Fonctionnaires des greffes, parlons-en
Journal des greffiers en colère - Eolas, 23/04/2014
Par Cyberkek, greffier correctionnel
Bien, on nous propose une réforme “ambitieuse” pour la justice du XXIème siècle… Et si déjà, au moins, il était possible de travailler au XXème?
Parce que nous sommes aujourd’hui considérés plus comme des serfs dociles que des techniciens du droit, not’bon maître. D’aucuns murmurent que l’on aurait vu nos représentants nationaux nous flatter l’encolure il y a peu, ça soulage un peu les escarres du joug…
Parce qu’il y a pénurie de plumes d’oie et de lampes à pétroles et que nous devons partir au petit matin, après une audience tardive la veille, afin d’éviter que nos enfants ne nous voient voler leurs feuilles de dessins où il reste un verso utilisable…
Parce que nous travaillons gratuitement à permettre aux magistrats de rendre justice au nom du peuple français et que même cette gratuité, nous dit-on, est déjà trop chère payée…
Parce que nous n’avons plus le temps d’audiencer, de mettre en forme, d’exécuter les décisions alors qu’il nous reste les vitres à faire, les seaux à vider après la pluie, les murs de cartons d’archives à maçonner et panser les plaies des collègues qui ont eu le malheur de rencontrer un justiciable exaspéré par notre lenteur…
Parce que, même si nos compétences procédurales importent peu, nous serons tenus pour responsables des erreurs qui viendraient à se produire car, n’oublions pas, nous sommes de dangereux laxistes qui faisons rien qu’à saborder le travail des services de police pour relâcher dans la nature de dangereux multirécidivistes…
Parce qu’enfin, nous sommes si omniprésents à tous les stades de la procédures que l’on ne nous voient même plus.
Allez, je caricature, c’est souvent le cas quand le ridicule de cette situation vous prend à la gorge.
Mais quand même, ne pas considérer le greffier comme un collaborateur compétent du juge, c’est avant tout entériner la désuétude de notre système judiciaire et les conséquences pour les citoyens qui attendent une réponse des tribunaux à leurs déboires. Ce qui est mauvais pour la démocratie.
Mais quand même, ne pas reconnaître que les décisions prises en assemblée générale des fonctionnaires sont conditionnées au bon vouloir des magistrats chefs de juridiction et non à l’aval de notre hiérarchie, c’est aussi mauvais pour la démocratie. Il suffit de voir comment s’atteint péniblement le quorum des dites assemblées, parfois en allant rameuter quelques bonnes volontés dans les bureaux, sur les directives des chefs de cour.

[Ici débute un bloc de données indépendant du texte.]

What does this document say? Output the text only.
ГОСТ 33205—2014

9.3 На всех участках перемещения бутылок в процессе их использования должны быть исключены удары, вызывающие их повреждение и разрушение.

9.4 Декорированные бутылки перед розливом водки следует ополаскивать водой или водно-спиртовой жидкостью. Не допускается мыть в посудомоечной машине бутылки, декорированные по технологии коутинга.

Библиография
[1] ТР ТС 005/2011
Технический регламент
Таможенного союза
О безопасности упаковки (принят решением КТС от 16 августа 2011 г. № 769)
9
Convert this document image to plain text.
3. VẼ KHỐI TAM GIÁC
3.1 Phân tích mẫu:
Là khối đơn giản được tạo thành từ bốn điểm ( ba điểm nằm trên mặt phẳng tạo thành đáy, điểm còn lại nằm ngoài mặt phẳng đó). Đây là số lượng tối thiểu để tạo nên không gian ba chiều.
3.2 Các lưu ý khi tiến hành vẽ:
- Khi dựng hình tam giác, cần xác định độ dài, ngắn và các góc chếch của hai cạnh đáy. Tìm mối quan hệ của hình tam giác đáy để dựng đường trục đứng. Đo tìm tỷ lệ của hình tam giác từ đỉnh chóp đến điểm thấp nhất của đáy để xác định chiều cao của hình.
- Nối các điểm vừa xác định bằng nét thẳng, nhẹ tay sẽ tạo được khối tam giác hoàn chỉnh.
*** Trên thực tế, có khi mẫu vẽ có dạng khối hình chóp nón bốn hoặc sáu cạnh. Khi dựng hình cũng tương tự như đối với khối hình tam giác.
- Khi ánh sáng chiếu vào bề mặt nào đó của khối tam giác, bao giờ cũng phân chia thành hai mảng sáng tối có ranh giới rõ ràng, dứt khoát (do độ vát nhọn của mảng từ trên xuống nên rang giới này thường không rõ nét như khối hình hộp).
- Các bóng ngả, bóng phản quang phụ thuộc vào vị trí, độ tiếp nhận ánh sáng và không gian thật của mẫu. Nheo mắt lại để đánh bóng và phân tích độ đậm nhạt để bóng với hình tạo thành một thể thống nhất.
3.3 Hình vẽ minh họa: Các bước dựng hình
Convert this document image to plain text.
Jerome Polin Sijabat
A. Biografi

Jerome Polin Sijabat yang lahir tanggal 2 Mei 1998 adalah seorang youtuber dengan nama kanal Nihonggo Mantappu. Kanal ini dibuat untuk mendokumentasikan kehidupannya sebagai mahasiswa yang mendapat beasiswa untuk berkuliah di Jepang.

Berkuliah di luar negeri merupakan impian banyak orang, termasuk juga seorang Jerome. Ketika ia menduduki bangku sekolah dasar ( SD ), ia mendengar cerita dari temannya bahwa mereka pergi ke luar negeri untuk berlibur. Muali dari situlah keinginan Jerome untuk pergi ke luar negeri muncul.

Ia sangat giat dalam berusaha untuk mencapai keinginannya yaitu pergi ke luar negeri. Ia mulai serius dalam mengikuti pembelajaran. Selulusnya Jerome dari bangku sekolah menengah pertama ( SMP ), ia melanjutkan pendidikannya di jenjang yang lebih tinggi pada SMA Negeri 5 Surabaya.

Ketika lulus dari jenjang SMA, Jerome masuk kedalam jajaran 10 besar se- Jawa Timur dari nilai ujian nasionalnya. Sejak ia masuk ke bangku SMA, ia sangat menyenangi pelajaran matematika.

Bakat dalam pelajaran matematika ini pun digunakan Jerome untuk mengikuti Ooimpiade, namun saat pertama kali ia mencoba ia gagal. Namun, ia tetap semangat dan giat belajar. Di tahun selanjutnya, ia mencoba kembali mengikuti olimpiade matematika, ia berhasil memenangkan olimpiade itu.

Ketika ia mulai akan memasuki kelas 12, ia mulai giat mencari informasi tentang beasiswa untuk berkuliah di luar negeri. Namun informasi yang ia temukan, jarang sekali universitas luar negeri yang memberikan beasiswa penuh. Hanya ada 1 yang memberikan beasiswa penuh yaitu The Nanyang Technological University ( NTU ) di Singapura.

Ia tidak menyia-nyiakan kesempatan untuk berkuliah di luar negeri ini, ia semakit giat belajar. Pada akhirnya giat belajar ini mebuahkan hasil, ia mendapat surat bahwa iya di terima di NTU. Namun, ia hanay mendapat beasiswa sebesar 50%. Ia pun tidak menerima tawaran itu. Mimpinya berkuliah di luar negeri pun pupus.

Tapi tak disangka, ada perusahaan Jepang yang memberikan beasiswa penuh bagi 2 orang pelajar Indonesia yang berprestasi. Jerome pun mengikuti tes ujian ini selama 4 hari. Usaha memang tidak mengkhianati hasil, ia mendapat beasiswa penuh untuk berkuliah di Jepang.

Mais quand même, ne pas comprendre que notre statut de fonctionnaire collaborateur des magistrats garantit aussi l’indépendance de ces derniers, c’est encore mauvais pour la démocratie.
Mais quand même :
Vous connaissez de nombreux emplois où, au sortir de votre formation, une fois votre affectation connue, les saisies immobilières dans mon cas, vous n’avez pas droit à une formation complémentaire sur vos attributions parce que « la procédure des saisies, c’est trop complexe » ?
Vous connaissez de nombreux emplois où vous attendez plusieurs semaines après votre prise de fonction pour obtenir les moyens techniques et informatiques de faire ce pour quoi vous êtes plus ou moins bien formés ?
Vous connaissez de nombreux emplois où vous commandez les tampons nécessaires à vos fonctions (« Marianne », « extrait des minutes », formule exécutoire, etc.) et obtenez votre mutation deux ans plus tard sans en avoir vu un seul ?
Vous connaissez de nombreux emplois où vos commandes de papeterie sont, par principe, divisées par deux, au mieux, des fois que vous souhaitiez les utiliser pour rendre à vos enfants les feuilles volées plus haut ?
Vous connaissez beaucoup d’emplois où vous vous retrouvez à faire tout, et parfois n’importe quoi, sauf ce qui est votre métier, et où l’on ne vous reconnaît même pas cette polyvalence ?
Vous connaissez beaucoup de secteurs d’activité où votre réputation de mauvais payeur va bientôt vous interdire d’avoir recours à la poste, aux médecins ou aux interprètes ?
Vous connaissez des secteurs d’activités qui servent autant d’argument électoraliste et populiste au point de fragiliser l’ensemble d’un système patiemment élaboré ?
Le résultat de tout ça, c’est le rang enviable du « pays des droits de l’Homme » à la CEDH.
Le résultat, c’est le citoyen qui en paie le prix.
Le résultat, c’est notre exaspération aujourd’hui.